If you are an old geezer who grew up in the 1960s (I’m allowed to say that because I’m one of those myself) you probably rushed home from school to watch the Batman television series. It starred Adam West as Batman and Burt Ward as Robin, and the series brought the old DC comic book characters to life and into your living room. The old Batman television series was actually conceived as sort of a campy comedy intended for “hip” adults, but kids loved it as well.
Much can be said about the Batman of the sixties, which ran for just two and a half seasons but did produce 120 episodes, but hey, this is a car blog and this post is about the car that Batman drove: the Batmobile. A Hollywood based custom car guru named Dean Jeffries was originally contracted to design the Batmobile for the television series, and he started to modify a 1959 Cadillac to that end late in 1965. But the production schedule wound up calling for the car by January of 1966 and Jeffries couldn’t meet the deadline, so the job was then awarded to George Barris whose shop at the time was called Barris Kustom City.

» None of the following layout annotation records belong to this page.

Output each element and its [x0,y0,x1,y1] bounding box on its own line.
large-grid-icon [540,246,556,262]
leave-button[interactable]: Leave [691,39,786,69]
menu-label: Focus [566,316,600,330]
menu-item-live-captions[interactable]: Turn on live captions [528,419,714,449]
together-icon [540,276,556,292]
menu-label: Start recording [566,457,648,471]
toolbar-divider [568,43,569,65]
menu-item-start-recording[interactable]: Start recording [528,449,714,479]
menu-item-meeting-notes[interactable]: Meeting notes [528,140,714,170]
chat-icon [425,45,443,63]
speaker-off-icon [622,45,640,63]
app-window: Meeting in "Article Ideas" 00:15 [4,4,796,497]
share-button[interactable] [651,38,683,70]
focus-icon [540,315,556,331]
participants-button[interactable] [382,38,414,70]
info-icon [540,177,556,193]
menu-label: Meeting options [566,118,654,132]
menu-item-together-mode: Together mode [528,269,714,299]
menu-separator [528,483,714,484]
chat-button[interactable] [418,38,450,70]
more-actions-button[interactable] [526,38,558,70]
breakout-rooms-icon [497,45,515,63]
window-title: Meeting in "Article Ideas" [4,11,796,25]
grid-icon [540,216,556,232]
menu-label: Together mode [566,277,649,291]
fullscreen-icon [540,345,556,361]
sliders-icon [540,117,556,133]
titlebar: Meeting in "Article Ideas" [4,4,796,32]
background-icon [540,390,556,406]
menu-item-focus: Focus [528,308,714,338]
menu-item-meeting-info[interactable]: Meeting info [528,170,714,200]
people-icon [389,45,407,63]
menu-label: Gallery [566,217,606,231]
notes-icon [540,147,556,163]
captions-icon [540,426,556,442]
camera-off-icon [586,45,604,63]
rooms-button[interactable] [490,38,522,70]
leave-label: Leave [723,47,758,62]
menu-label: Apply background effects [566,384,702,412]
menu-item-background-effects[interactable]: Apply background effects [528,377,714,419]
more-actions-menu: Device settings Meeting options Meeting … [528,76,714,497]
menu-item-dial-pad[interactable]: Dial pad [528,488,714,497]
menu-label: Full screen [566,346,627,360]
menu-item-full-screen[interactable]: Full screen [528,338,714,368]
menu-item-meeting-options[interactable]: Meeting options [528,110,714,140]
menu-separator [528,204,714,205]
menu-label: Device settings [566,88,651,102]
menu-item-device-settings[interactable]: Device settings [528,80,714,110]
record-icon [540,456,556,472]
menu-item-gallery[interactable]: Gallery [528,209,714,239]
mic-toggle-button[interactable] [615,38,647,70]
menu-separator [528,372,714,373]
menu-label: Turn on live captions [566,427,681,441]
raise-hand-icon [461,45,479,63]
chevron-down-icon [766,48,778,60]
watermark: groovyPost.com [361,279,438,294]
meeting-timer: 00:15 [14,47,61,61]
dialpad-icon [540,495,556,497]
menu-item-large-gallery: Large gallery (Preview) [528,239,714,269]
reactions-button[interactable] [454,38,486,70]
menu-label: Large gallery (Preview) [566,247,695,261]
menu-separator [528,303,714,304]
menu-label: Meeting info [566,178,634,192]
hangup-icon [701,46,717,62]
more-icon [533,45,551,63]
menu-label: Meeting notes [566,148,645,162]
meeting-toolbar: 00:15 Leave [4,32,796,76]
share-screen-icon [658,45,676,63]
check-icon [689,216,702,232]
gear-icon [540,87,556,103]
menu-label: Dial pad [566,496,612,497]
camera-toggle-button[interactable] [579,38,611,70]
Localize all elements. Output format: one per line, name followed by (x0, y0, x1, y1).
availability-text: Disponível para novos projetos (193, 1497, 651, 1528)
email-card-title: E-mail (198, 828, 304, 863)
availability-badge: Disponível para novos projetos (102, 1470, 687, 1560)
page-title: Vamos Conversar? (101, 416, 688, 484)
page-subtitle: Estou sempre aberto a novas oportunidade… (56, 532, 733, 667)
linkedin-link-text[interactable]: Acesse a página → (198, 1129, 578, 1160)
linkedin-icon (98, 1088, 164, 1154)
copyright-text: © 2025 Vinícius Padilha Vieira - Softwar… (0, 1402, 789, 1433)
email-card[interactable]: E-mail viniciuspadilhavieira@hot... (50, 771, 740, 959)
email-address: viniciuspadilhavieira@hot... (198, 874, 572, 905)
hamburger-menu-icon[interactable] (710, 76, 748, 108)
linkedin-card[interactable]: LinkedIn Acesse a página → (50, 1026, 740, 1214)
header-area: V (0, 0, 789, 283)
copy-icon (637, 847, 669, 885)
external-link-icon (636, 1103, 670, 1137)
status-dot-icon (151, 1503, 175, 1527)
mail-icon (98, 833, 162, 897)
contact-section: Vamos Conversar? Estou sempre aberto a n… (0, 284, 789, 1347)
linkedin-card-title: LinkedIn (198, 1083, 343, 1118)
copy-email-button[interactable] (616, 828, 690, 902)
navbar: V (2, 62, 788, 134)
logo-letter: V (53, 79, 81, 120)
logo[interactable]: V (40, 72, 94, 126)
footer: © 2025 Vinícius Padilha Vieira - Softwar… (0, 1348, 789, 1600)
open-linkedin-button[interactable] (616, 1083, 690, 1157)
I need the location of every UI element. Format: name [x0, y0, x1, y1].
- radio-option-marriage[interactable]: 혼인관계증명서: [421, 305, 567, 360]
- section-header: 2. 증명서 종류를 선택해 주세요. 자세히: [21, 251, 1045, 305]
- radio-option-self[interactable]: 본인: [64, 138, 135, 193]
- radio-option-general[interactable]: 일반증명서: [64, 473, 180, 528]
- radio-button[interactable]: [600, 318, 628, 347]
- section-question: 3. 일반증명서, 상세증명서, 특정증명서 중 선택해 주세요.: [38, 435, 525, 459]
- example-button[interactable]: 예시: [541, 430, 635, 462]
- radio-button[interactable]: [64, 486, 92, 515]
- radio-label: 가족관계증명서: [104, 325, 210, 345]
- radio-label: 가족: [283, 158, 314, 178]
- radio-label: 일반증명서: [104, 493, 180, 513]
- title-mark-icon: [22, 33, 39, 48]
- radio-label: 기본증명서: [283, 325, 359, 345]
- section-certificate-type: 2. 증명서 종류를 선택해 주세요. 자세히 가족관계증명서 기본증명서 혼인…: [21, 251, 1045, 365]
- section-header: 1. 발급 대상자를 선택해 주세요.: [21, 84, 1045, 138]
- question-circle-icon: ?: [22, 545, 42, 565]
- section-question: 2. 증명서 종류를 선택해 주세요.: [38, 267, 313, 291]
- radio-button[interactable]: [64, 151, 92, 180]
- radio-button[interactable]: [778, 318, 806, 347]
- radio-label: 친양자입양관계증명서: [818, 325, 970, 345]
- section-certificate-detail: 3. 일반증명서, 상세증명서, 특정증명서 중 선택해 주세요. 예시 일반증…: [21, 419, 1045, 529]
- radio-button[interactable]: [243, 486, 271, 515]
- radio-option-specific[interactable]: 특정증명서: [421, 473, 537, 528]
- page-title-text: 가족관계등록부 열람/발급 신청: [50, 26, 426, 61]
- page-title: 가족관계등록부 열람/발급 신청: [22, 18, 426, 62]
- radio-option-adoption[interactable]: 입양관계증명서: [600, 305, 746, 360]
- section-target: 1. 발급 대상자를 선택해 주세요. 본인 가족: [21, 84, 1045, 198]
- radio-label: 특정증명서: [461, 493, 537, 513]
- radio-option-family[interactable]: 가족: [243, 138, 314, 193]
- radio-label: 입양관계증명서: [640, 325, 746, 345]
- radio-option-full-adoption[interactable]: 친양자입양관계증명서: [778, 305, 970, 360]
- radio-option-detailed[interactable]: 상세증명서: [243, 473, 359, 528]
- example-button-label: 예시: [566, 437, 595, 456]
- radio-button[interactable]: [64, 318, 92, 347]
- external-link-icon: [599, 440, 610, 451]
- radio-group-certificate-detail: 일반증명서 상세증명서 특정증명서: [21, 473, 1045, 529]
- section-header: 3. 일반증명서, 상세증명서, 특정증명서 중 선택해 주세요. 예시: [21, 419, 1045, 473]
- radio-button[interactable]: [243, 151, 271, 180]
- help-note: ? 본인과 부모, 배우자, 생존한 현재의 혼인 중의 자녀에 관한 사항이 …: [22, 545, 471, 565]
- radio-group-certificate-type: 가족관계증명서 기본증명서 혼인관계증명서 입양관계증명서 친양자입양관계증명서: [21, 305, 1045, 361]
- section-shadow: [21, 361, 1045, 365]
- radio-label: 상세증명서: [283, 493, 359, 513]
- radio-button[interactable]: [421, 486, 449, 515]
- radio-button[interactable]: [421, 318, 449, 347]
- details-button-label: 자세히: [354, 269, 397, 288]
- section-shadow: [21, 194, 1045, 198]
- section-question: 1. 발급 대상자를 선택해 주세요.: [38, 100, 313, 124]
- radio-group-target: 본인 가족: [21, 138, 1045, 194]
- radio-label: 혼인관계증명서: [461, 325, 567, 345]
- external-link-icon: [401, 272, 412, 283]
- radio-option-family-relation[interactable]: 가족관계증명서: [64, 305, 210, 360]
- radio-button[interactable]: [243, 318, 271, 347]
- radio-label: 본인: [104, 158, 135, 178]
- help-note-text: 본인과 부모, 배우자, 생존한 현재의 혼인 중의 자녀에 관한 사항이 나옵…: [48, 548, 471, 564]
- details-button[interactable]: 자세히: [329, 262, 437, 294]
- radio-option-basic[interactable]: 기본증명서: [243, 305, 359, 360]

Barris just happened to have acquired the 1954 Lincoln Futura prototype show car from Ford, who sold it to him for $1 along with what were termed “future considerations.” The Futura was made by hand in Turin, Italy and cost some $250,000 to produce. Barris had three weeks to turn the Futura into the caped crusader’s futuristic mode of transportation, and he was able to pull it off. It is said that the project cost $30,000 to complete over that three week span.
The Batmobile came loaded with options, but you weren’t going to find many of these at your local Ford dealer in 1966. There was of course the Batphone at a time when mobile phones were a dream away, the Bat Smokscreen which would render the Batmobile invisible to anyone giving chase, the Bat-tering ram that would enable the car to knock down stuff that was in its way, and a host of other gadgets and devices.
Technically speaking, the Batmobile was powered by a 390 cubic inch V8 engine, it had a 129 inch wheel base, and it weighed in at some 5,500 pounds. The car had some notorious reliability problems at first, including the propensity to blow tires at the drop of a hat, but the problems were eventually corrected.
Barris subsequently put together three replica Batmobiles to participate in shows, and one that was designed to be exhibited at drag racing events. Barris still owns the original, which is on display at his shop in Hollywood. The original Batmobile is valued at around $2 million…and remember, he acquired the Futura for a buck. All we can say about that is…Holy Moolah, Batman!